Interactions are stored in the channel_interactions SQLite table with 24-hour retention. Only inbound messages, final outbound replies, and async task notifications are logged — intermediate frames (ack/progress) are not.

Tool Path Resolution

Built-in file tools (Read, Write, Edit) resolve file_path against the team's cwd using resolve(cwd, file_path) before any I/O operation. This ensures relative paths resolve against the team workspace directory, not process.cwd(). The resolved path is then validated by assertInsideBoundary() and assertGovernanceAllowed().

Prompt Cache Boundary

The system prompt is split into a static prefix and a dynamic suffix to maximize prompt cache hit rates (see ADR-23 in Architecture-Decisions).

Segment Contents Cache behavior
Static prefix System rules + admin org-rules (/data/rules/*.md) + tool usage guide + HTTP rules Identical across all teams and sessions. Cached once, reused globally.
Dynamic suffix Core instructions (cwd) + tool availability + ancestor org-rules + team org-rules + team-rules + skills + memory + conversation history Varies per team and per message. Not cached.

The rule cascade (system rules through org-rules) and tool usage guide are deterministic for a given team — they only change when rule files on disk change. By placing them in the static prefix, subsequent requests reuse cached KV computations for the rules block. Skills, tool definitions, and memory are in the dynamic suffix because they change with skill activation and session state. Vault secrets are never part of prompt assembly — they are accessed at runtime via vault_get only.

Tool definitions are sorted alphabetically by key within each partition (org, trigger, browser) to ensure the serialized tool block is identical across sessions, further improving cache stability.

For the user-facing explanation of prompt caching, see Rules-Architecture#Prompt Cache Boundary.

Per-Topic Sessions

With conversation threading enabled, the main agent can have multiple concurrent streamText() sessions — one per active topic. This relaxes the "one session per team" constraint for the main agent only. Child teams remain unaffected: they have one session per team and receive tasks through the normal queue regardless of which topic initiated the work.

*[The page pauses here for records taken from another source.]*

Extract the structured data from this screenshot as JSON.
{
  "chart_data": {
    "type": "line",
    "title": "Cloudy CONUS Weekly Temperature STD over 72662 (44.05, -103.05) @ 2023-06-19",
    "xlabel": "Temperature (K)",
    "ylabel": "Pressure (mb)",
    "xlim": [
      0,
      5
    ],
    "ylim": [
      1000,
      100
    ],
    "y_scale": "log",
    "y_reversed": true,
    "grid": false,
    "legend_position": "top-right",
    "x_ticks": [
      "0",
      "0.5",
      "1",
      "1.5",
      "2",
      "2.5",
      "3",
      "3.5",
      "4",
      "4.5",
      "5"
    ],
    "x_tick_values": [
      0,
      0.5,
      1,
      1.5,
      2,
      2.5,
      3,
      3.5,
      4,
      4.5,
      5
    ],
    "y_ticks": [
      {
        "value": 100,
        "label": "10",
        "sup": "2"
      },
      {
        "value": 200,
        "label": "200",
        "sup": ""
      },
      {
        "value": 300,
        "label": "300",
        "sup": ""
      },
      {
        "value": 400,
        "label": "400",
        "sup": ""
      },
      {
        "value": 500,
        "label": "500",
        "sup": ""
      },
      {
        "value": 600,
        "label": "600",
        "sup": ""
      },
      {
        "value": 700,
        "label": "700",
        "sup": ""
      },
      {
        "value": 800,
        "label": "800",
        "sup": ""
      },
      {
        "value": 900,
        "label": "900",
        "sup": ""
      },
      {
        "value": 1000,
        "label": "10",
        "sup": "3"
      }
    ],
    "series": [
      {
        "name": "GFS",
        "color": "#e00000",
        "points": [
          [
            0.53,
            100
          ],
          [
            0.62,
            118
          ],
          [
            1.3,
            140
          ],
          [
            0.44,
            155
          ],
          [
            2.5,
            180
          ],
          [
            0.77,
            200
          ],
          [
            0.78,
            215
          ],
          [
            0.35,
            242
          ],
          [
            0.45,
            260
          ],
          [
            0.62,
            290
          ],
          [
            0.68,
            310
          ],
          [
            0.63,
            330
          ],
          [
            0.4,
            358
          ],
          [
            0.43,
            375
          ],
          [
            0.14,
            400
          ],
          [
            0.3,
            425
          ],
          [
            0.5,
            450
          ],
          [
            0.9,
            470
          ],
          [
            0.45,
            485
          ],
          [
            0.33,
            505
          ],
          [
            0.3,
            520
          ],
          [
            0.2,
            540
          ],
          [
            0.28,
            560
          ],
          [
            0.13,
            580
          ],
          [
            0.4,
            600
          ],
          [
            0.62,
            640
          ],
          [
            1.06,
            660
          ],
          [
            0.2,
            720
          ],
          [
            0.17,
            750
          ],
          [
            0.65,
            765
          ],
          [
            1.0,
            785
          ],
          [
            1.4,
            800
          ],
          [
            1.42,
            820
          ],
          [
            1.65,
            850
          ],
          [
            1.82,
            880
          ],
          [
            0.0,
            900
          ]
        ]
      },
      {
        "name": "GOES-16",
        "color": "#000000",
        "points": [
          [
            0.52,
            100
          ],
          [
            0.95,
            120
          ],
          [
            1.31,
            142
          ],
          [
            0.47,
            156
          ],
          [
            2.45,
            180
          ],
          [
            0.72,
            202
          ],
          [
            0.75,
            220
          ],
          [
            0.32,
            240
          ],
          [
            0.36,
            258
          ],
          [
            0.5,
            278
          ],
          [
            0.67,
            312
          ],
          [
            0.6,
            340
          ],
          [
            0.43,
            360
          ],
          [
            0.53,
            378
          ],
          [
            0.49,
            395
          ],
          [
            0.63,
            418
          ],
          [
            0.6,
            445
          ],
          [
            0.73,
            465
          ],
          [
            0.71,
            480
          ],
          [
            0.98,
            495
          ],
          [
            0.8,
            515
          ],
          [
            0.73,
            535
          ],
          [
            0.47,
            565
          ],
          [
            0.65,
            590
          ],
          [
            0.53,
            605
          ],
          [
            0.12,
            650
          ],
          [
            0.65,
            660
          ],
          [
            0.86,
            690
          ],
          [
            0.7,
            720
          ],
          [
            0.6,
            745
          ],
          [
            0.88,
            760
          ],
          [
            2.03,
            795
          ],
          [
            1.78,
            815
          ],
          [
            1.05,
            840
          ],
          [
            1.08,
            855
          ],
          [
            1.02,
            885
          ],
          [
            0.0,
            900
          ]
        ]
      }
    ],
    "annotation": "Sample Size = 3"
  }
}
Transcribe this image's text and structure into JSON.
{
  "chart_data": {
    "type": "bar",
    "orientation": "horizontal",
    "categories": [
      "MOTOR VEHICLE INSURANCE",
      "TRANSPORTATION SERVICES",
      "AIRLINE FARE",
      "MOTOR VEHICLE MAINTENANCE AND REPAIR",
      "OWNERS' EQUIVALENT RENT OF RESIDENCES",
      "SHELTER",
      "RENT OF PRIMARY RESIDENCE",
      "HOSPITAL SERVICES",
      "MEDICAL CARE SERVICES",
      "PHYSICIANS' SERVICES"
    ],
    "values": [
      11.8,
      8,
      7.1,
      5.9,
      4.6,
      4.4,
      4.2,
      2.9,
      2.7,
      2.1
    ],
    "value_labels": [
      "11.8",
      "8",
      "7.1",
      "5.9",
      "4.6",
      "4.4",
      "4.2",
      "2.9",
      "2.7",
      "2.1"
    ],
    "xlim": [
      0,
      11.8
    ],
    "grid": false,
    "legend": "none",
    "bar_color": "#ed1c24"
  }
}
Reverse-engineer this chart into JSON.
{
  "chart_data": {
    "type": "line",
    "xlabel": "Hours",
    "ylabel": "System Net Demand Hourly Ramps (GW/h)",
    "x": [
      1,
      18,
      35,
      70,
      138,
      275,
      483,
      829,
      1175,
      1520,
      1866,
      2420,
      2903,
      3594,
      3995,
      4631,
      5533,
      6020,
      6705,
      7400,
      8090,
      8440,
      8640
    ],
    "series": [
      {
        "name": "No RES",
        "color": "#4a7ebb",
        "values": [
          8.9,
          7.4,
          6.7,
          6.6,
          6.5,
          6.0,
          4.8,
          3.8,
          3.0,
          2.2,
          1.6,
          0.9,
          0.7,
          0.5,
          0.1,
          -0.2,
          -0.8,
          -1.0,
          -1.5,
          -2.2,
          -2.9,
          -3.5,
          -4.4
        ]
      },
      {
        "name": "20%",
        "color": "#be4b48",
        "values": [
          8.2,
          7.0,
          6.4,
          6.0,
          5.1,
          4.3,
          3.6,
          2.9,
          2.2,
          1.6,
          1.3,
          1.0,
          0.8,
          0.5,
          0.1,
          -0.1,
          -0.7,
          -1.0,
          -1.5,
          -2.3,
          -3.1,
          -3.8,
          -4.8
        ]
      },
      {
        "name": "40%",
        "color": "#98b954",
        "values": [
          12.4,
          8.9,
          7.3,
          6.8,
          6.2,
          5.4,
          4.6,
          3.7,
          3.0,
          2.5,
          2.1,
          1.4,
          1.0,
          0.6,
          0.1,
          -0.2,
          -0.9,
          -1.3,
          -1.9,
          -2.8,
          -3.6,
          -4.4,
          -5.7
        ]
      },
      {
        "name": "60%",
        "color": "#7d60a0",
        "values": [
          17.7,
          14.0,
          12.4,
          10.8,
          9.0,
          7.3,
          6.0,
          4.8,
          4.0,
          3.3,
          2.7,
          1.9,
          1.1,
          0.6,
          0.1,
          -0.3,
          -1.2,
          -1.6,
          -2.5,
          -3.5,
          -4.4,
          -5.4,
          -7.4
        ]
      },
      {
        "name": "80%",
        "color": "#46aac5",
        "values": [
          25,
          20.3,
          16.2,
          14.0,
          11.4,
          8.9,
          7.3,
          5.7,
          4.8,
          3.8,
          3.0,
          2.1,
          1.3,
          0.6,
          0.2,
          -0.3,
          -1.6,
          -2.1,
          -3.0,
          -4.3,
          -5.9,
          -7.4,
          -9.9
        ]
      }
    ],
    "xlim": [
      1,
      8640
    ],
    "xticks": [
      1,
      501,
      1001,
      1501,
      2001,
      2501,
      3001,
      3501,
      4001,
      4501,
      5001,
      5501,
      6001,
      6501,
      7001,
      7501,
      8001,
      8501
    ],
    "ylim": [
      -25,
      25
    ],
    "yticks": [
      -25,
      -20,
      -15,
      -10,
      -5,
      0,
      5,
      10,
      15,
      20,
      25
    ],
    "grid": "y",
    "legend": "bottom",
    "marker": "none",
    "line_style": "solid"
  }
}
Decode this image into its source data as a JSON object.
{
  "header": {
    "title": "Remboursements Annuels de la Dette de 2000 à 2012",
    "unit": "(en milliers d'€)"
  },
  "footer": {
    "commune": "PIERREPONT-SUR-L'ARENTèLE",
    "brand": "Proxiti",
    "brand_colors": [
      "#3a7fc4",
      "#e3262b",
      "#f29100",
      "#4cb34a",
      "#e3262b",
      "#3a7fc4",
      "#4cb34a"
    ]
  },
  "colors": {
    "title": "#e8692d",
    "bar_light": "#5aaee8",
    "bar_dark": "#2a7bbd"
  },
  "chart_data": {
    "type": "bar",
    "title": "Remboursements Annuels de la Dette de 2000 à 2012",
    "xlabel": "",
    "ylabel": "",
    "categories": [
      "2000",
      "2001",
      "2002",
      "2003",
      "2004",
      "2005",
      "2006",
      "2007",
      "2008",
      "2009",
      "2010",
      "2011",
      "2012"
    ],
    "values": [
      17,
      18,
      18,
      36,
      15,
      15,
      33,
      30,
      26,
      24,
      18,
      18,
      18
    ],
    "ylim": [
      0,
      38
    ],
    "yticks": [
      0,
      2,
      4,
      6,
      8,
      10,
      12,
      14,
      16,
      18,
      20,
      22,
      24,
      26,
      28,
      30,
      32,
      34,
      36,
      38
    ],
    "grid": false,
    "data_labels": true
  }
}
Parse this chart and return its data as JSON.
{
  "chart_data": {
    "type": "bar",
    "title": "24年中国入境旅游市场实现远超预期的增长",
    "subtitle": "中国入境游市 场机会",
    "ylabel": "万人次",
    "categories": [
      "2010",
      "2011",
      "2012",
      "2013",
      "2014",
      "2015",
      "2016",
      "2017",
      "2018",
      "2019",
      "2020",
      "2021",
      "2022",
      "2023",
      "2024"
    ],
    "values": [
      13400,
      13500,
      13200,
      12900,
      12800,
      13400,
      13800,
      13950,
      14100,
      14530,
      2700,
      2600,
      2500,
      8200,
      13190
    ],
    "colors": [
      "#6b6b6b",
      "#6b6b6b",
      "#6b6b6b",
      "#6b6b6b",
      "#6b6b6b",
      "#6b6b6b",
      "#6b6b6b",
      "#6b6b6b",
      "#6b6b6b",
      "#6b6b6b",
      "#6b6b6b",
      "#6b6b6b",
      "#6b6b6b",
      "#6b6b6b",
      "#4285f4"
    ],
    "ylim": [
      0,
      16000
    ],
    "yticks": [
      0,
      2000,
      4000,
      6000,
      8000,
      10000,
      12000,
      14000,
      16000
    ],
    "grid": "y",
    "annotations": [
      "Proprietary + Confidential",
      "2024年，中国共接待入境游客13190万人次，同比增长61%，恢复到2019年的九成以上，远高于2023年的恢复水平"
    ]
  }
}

Each topic session shares the same system prompt (rules, skills) but maintains a separate conversation history filtered by topic_id from the channel_interactions store. For the full topic lifecycle and classification details, see Conversation-Threading.

Subagents

Subagent definitions from subagents/*.md are converted into AI SDK tool() definitions. Each subagent tool accepts a task string and wraps a generateText() call with isolated context — the parent session's tool loop calls the subagent tool, which runs its own inner session, and returns only the final result text. Intermediate tool calls within the subagent are not visible to the parent. See Subagents for the definition format.

On-Demand Team Spawning

Teams are spawned when work arrives:

  1. delegate_task targets a team via the task queue
  2. TaskConsumer dequeues the task and reads the team's config.yaml
  3. handleMessage() creates a streamText() session with the resolved config
  4. Session processes the task and returns a result
  5. Result is routed back to the originating channel via sourceChannelId

Sessions are disposable. No attempt is made to resume or persist AI SDK sessions. Continuity comes from durable state in SQLite (task queues, org tree, memory entries).


For the on-demand spawning flow, see Scenarios.